SENJA mulai turun ketika perairan di sekitar Pulau Moro, yang tak lagi biru, beriak kemerahan diterpa sinar matahari yang siap menyelam. Tidak ada gelombang besar memecah bibir pantai, tiupan angin pun sepoi-sepoi. Inilah saatnya, Agustus-November, nelayan memanen ikan. Tapi itu dulu. Dua tahun lalu, ahoi, nelayan benar-benar dimanjakan oleh laut: ikan dan udang mudah dijaring.
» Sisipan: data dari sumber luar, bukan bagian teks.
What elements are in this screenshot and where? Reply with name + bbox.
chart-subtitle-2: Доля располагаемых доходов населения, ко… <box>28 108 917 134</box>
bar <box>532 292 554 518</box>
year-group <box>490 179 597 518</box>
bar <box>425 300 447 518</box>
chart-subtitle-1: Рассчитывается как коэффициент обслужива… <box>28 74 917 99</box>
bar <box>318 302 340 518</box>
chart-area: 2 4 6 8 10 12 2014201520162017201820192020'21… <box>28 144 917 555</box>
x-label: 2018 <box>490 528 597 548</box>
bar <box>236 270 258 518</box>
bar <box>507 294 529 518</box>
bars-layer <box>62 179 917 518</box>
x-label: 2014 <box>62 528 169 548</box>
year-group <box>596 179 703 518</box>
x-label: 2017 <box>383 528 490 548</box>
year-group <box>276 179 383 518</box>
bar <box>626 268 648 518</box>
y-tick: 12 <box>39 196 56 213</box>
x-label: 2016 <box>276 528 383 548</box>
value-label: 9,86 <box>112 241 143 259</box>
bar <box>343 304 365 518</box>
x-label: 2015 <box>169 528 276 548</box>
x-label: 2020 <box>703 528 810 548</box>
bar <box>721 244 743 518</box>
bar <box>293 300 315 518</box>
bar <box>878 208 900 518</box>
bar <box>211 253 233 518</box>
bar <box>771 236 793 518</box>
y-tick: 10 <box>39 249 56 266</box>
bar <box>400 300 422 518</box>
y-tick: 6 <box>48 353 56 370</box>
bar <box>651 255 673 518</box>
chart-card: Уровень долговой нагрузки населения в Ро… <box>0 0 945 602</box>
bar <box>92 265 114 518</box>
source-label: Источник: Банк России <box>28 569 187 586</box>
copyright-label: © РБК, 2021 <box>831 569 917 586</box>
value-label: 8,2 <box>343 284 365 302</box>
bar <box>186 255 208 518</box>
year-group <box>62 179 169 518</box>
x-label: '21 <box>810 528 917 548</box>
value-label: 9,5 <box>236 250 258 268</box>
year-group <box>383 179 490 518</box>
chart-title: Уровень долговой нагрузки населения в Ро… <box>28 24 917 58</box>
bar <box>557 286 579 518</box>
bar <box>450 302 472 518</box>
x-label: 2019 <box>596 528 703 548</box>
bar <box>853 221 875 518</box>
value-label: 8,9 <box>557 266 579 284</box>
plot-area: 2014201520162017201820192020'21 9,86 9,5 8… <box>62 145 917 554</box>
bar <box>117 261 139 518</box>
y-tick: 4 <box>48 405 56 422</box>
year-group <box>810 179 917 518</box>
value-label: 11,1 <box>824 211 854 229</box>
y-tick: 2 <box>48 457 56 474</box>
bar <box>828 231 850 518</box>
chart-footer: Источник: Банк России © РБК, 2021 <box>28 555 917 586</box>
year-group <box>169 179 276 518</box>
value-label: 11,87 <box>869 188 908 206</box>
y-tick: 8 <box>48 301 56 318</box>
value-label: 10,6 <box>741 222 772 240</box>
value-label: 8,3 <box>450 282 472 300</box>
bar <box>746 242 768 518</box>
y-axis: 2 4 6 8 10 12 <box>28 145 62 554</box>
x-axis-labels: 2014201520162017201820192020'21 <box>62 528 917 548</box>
"Dulu, pada musim panen, kami bisa mendapatkan Rp 2 juta semalaman melaut," kata Misnan, 36 tahun, nelayan asli Moro. Ikan tangkapan biasanya dijual tengkulak ke Singapura. Sekarang, penghasilan Rp 100 ribu saja mustahil.
Kini tiada lagi dorongan bagi nelayan Kabupaten Karimun, Riau Kepulauan, memacu perahu pompongnya ke laut untuk menebar jala atau melempar mata pancing. Serombongan nelayan hanya terlihat duduk-duduk santai di kedai kopi milik seorang "toke Cina".
"Laut kami sudah habis," kata M. Ali dengan geram. Nelayan tradisional ini kini menganggur, sedangkan Misnan menjadi tukang becak. Memang, nasib nelayan Moro sama ironisnya dengan warga Riau lainnya: "mati" di tengah kekayaan alam yang melimpah.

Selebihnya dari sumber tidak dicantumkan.